Sanktionen ohne Strategie (Update 26.5.11)

Westerwelle wollte dem Diktator “eine Brücke bauen”

Pünktlich zur Europa-Reise von US-Präsident Obama verschärfen die Europäer ihre Gangart gegenüber dem Regime in Syrien. Nun soll auch Präsident al-Assad mit Sanktionen belegt werden, beschlossen die EU-Außenminister in Brüssel. Der Gewaltherrscher darf nicht mehr in die EU reisen; außerdem wird sein Vermögen in Europa eingefroren.

Nach wochenlangem Zögern übernimmt die EU damit wieder die Initiative in der Nahostpolitik. Zuvor war Obama auf die europäische Linie im Nahost-Konflikt geschwenkt und hatte die Rückkehr Israels zu den Grenzen von 1967 gefordert. Bei seinen Besuchen in London und Deauville will Obama mit seinen europäischen Partnern über das weitere Vorgehen sprechen. Neben Syrien und Israel soll auch der Krieg in Libyen zur Sprache kommen, wo Franzosen und Briten die Führung übernommen haben.

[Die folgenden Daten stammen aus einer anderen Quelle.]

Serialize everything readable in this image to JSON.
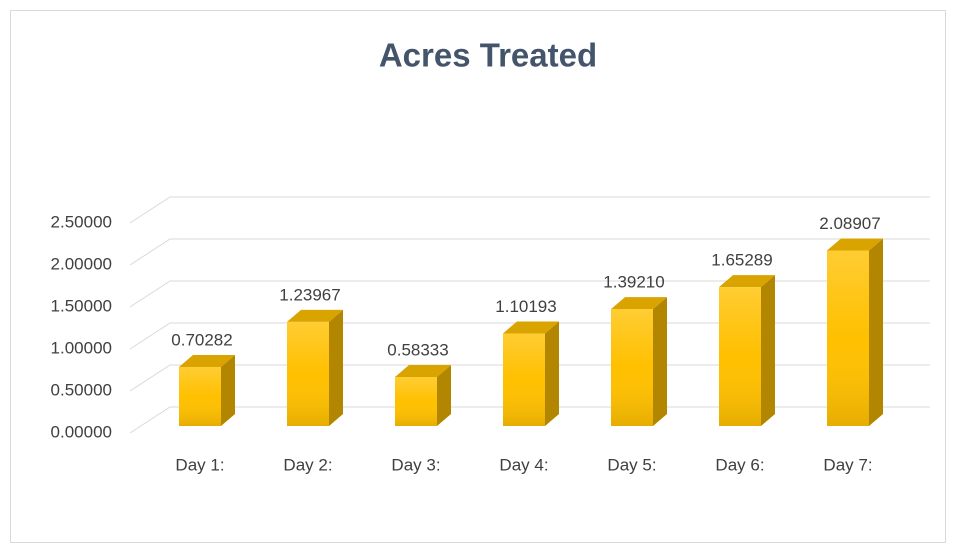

Allerdings ist unklar, ob die neue, offensivere Nahostpolitik der EU auf einer klaren Strategie beruht – und ob Europa willens und in der Lage ist, sie umzusetzen. Bisher spricht nicht viel dafür – auch wenn die EU-Außenminister den Anschein erwecken, sie wollten weiter Druck machen.

So mussten in Syrien erst Wochen voller blutiger Unruhen und brutaler Repression vergehen, bevor Brüssel endlich aktiv wurde. Vor allem Berlin hatte dafür geworben, al-Assad von Sanktionen auszunehmen. Man wolle ihm “eine Brücke bauen”, begründete Außenminister Westerwelle seine zögerliche Haltung, die an die deutsche Blockade bei Libyen erinnerte.

Mit den neuen Sanktionen nehmen die Europäer zwar erstmals den Hauptverantwortlichen der Repression in Syrien ins Visier. Weitere Konsequenzen muss al-Assad aber vorerst nicht fürchten.

Eine Militärintervention wie in Libyen wird es nicht geben. Schließlich will Europa keinen Krieg mit Iran riskieren, der das syrische Regime stützt. Außerdem ist die EU schon jetzt mit Libyen heillos überfordert. Der Militäreinsatz ist weitgehend im Sande verlaufen; ein Ende ist nicht absehbar.

Und im israelisch-palästinensischen Konflikt zeichnet sich kein Ende der abwartenden europäischen Haltung ab. Nach dem diplomatischen Punktsieg im Streit um die Grenzen von 1967 (die Rückkehr zu diesen Grenzen ist eine alte europäische Forderung) sind die Europäer schon wieder zerstritten über die Frage, ob sie einen Staat Palästina anerkennen wollen. 

Während Präsident Abbas seine Unabhängigkeits-Erklärung mit Hochdruck vorbereitet, tritt die EU auf die Bremse. Vor allem Deutschland warnt vor einseitigen Schritten – und stützt damit wieder einmal Israel.

Bis zu einer klaren Strategie ist es also noch ein weiter Weg. Dabei wäre sie wichtiger denn je, denn die USA sind nicht mehr ohne weiteres bereit, ihren Kopf hinzuhalten, wie der Krieg in Libyen gezeigt hat. Zudem haben sie keinen Plan, wie Obamas Grundsatzrede zum Nahen Osten letzte Woche gezeigt hat.

Europa ist gefordert, selbst in seinem “Hinterhof” für Ordnung zu sorgen oder zumindest weiteres Chaos zu verhindern. Von der EU-Außenbeauftragten Ashton (ein Totalausfall) und ihrem treuen deutschen Freund Westerwelle darf man freilich nicht allzu viel erwarten. Schließlich gehörten sie ja auch jetzt wieder, bei den Sanktionen gegen Syrien, zu den Nachzüglern…

Nachtrag 26.5.11

Nun gibt es also doch eine Strategie: Beim G8-Gipfel in Deauville wollen sie ein “bedeutsames und wirksames Maßnahmepaket” beschließen, um den arabischen Frühling zu stützen, sagte Kanzlerin Merkel. Fehlt nur noch, dass Merkel ihren Sonderweg in Libyen und Syrien erklärt – oder will sich Deutschland wieder mal mit Geld freikaufen?